To fix this Apple simply attaches a number to every UI item in the foreground, which a user can show by saying “show numbers.” Then they can simply speak the number or modify it with another command, like “tap 22.” You can see a basic workflow below, though of course without the audio cues it loses a bit:
Remember that these numbers may be more easily referenced by someone with little or no vocal ability, and could in fact be selected from using a simpler input like a dial or blow tube. Gaze tracking is good but it has its limitations, and this is a good alternative.
For something like maps, where you could click anywhere, there’s a grid system for selecting where to zoom in or click. Just like Blade Runner! Other gestures like scrolling and dragging are likewise supported.
Dictation has been around for a bit but it’s been improved as well. You can select and replace entire phrases, like “Replace ‘be right back’ with ‘on my way.’ ” Other little improvements will be noted and appreciated by those who use the tool often.
All the voice processing is done offline, which makes it both quick and robust to things like signal problems or use in foreign countries where data might be hard to come by. And the intelligence built into Siri lets it recognize names and context-specific words that may not be part of the base vocabulary. Improved dictation means selecting emoji and adding dictionary items is a breeze.
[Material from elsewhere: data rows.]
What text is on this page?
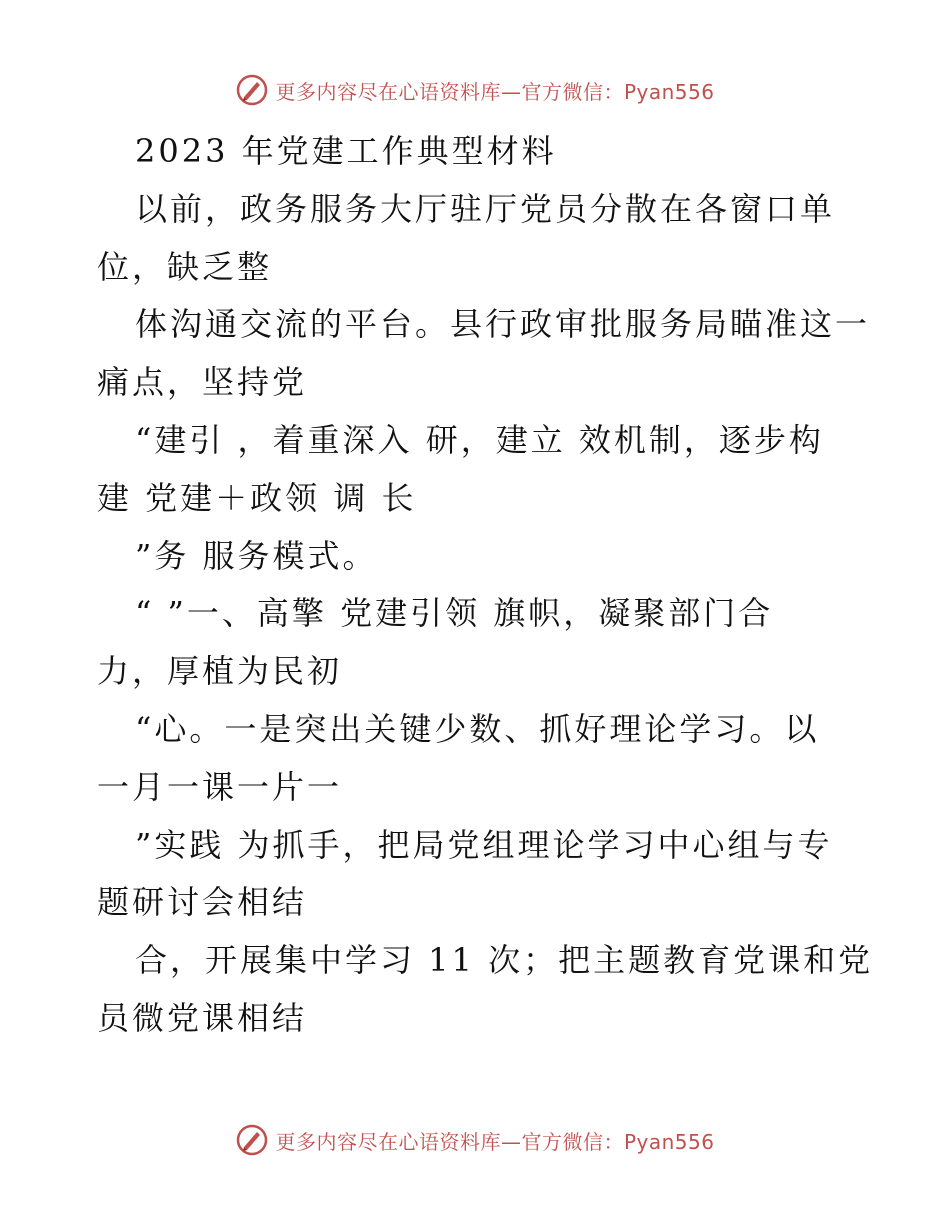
更多内容尽在心语资料库—官方微信：Pyan556
2023 年党建工作典型材料
以前，政务服务大厅驻厅党员分散在各窗口单
位，缺乏整
体沟通交流的平台。县行政审批服务局瞄准这一
痛点，坚持党
“建引 ，着重深入 研，建立 效机制，逐步构
建 党建＋政领 调 长
”务 服务模式。
“ ”一、高擎 党建引领 旗帜，凝聚部门合
力，厚植为民初
“心。一是突出关键少数、抓好理论学习。以
一月一课一片一
”实践 为抓手，把局党组理论学习中心组与专
题研讨会相结
合，开展集中学习 11 次；把主题教育党课和党
员微党课相结
更多内容尽在心语资料库—官方微信：Pyan556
Right now Voice Control is supported by all native apps, and third party apps that use Apple’s accessibility API should be able to take advantage of it easily. And even if they don’t do it specifically, numbers and grids should still work just fine, since all the OS needs to know are the locations of the UI items. These improvements should appear in accessibility options as soon as a device is updated to iOS 13 or Catalina.